Warsaw — A Polish appeal court last week returned a house in the northern port of Gdansk to the German heirs of the former owner, three decades after the family lost it, the PAPA news agency reported.
The Gdansk court, which upheld a ruling from a previous hearing, said the German owners had never given up the house and it should be given back to them.
It further ordered the heirs to pay 82,000 zlotys (19,900 euros, 28,500 dollars) to Gdansk local authorities to compensate them for bills they had paid for the upkeep of the house.
The authorities owned the building until Wednesday’s ruling.
Currently occupied by five families, the house belonged to a German, August Lindhoff before World War II.
Despite the decision at the end of the war to hand Gdansk to Poland — it was part of the Nazi Third Reich during the conflict — a court decided to hand the house to Lindhoff in 1946.
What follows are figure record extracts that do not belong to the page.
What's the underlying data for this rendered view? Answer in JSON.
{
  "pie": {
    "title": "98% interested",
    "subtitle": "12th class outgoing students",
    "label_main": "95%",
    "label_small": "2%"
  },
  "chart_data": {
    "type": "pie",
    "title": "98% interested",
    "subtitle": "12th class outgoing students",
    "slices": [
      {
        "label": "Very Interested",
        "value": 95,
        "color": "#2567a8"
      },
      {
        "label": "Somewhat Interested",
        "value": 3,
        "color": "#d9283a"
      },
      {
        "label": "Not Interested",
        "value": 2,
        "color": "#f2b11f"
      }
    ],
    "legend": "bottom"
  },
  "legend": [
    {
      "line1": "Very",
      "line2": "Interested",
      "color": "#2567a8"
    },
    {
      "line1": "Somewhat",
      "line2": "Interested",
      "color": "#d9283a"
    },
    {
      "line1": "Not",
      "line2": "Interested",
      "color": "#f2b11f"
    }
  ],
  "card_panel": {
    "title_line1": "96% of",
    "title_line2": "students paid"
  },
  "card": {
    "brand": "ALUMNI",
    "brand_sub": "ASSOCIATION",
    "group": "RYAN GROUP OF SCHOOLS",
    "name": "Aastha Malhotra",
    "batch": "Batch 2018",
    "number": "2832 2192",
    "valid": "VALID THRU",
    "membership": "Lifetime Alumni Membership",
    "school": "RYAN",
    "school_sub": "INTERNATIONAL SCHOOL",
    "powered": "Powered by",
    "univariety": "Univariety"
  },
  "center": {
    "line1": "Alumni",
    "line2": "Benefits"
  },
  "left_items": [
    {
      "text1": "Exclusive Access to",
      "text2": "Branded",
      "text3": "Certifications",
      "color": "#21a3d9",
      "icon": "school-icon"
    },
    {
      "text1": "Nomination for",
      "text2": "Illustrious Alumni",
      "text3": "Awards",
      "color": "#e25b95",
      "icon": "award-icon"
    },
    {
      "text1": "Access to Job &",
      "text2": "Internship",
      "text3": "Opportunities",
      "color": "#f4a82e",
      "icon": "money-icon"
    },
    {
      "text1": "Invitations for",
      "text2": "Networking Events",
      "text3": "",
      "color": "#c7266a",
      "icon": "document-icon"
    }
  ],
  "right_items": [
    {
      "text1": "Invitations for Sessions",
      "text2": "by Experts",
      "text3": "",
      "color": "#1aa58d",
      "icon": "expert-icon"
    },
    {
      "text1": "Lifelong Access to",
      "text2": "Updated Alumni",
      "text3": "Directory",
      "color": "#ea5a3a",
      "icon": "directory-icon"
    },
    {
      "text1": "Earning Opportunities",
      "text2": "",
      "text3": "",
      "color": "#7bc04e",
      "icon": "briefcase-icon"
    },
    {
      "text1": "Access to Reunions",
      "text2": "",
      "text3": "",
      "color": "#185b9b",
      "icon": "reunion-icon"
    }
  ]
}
On his death in 1963, the building passed to his heirs living in Germany.
But they could not afford to maintain the house and it passed in 1977 to the Polish state, according to Polish authorities. In 1991 authorities in Gdansk took it over.
A few years ago, five of Lindhoff’s heirs went to court in the city in a bid to get the property back. They won their case in 2007 but city authorities appealed.
The appeal court’s ruling is final.
Between World War I and World War II, Gdansk was the "Free City of Danzig" (its German name), under the auspices of the League of Nations, the forerunner of the UN.
The victorious Allies gave the city the special status as they were reluctant to award it to the reborn state of Poland, given most of its residents were German, but also did not wish to leave it in Germany’s hands.